Dido y Eneas en el Liceu. Repetir los mismos mensajes llega a saturar al receptor, pero es inevitable comenzar esta crónica diciendo que, una vez más, el espectáculo programado en el abono del Liceu no está a la altura de nuestro teatro y, además, su precio es simple y llanamente una tomadura de pelo. La entrada más cara supera los 200 euros, pero en los Teatros del Canal, en Madrid, la entrada más cara para el mismo espectáculo costó 35 euros. Supongo que espectáculos como el presente ayudan a cuadrar las cuentas a costa de los sufridos espectadores. Esta ópera se estrenó en el Liceu en 1956 y tuvo tres representaciones. Casi 60 años después se vuelve a representar, ahora con un ballet superpuesto. Igual tanto tiempo sin representarse se debe a algo.
Nadie duda de la calidad artística de Blanca Li ni de la orquesta de cámara Les Arts Florissants, pero su representación no tiene sentido en el Liceu. Tenemos el Palau, el Auditori, el Auditori de Sant Cugat y una decena de equipamientos de nivel en los que se puede representar un espectáculo de pequeño formato como este Dido y Eneas. Ni se trata de una ópera ni de un ballet propio de un teatro como el Liceu. Solo hay que ver la web de Blanca Li para entender en qué tipo de teatros actúa. No es que no pise, ni pisará, el ROH o el Met, es que ni se plantea ir a la Fenice o, ya puestos, ni al Real. Todo espectáculo que se programe en el Liceu tiene que llenar el foso de músicos y si es posible dar entrada al coro, pues para eso están en nómina y se trata del único equipamiento en Barcelona que puede acoger grandes espectáculos. No tiene sentido programar música de cámara en el Liceu, al menos no en el programa anual.

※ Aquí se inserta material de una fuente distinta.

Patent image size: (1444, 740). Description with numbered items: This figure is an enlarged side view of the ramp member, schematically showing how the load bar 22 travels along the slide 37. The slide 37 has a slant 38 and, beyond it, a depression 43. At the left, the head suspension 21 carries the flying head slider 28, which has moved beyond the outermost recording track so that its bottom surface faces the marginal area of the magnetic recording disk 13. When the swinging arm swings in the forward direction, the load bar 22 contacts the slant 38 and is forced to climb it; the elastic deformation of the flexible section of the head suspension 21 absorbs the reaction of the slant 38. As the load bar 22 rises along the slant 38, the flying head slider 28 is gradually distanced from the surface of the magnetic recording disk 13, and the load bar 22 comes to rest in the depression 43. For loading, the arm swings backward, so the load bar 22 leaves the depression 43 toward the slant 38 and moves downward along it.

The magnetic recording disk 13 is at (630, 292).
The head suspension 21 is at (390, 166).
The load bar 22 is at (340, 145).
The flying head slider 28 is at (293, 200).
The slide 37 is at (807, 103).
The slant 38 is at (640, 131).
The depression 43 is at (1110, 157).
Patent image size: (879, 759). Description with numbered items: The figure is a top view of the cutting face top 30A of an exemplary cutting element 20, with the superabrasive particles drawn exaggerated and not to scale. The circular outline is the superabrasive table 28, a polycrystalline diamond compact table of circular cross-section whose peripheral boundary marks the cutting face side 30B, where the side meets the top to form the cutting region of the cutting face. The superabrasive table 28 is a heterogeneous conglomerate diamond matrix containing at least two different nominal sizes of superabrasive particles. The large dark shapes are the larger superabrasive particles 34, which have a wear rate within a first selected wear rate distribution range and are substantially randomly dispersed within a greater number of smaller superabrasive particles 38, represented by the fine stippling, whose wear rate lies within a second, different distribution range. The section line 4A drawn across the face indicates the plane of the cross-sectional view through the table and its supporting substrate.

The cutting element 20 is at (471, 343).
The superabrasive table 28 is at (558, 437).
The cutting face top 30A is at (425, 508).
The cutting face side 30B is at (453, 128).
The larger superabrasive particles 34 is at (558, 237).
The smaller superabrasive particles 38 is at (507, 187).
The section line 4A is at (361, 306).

Hecha la necesaria enmienda a la totalidad, no al espectáculo sino a los genios responsables de la programación del Liceu, el espectáculo está bien, aunque tiene algunas carencias.
La escenografía es sobria, pero sobre todo oscura, demasiado, especialmente porque bailarines, músicos y cantantes van vestidos de negro y prácticamente no se les distingue de un fondo que durante un buen rato también es muy oscuro. Como la ópera de Purcell es muy breve se inicia el espectáculo con una música que, aunque coetánea y agradable, no pinta nada con Dido y Eneas. Y, sobre todo, no se sabe si estamos ante una ópera a la que se le superpone un ballet o frente unos bailarines que danzan al son de una música en directo.
La calidad musical es, a pesar de que a quien se publicita es a la coreógrafa, muy superior a la del ballet. Les Arts Florissants son especialistas en música barroca y se nota. Tocan y cantan de manera más que solvente y los tres protagonistas, maniatados sin venir a cuento a un incómodo pedestal, representan su papel a la perfección a pesar de la incomodidad de la postura a la que se les somete. Sin duda músicos y cantantes son lo más relevante de la representación.
El ballet no logra ser protagonista, sino que lo es una superficie deslizante por la que los bailarines se lanzan una y otra vez. Tampoco se entiende por qué en un momento concreto las bailarinas deciden hacer top less, ni por qué luego vuelven a ponerse un bañador negro. Casi todo es accesorio y sin justificación. Lo peor es que lo que debería ser el centro del espectáculo se convierte en algo casi prescindible.
Hubo un tiempo que en el Liceu se programaba el Corsario o Don Quijote, en el que veíamos a Angel Corella, Julio Bocca o Ulyana Lopatkina. Ahora nos traen un ballet en el que no sabemos si quiera si estamos viendo un ballet. Lo malo no es este espectáculo, es que es uno más de una larga lista sin sentido. Y la programación del año que viene no promete ser mucho mejor. Si el objetivo de los gestores es cerrar, mejor que nos lo digan. Bilbao o Valencia tienen programaciones muy cortas y tan mal no les va. Lo malo es que estamos en su liga y no queremos reconocerlo.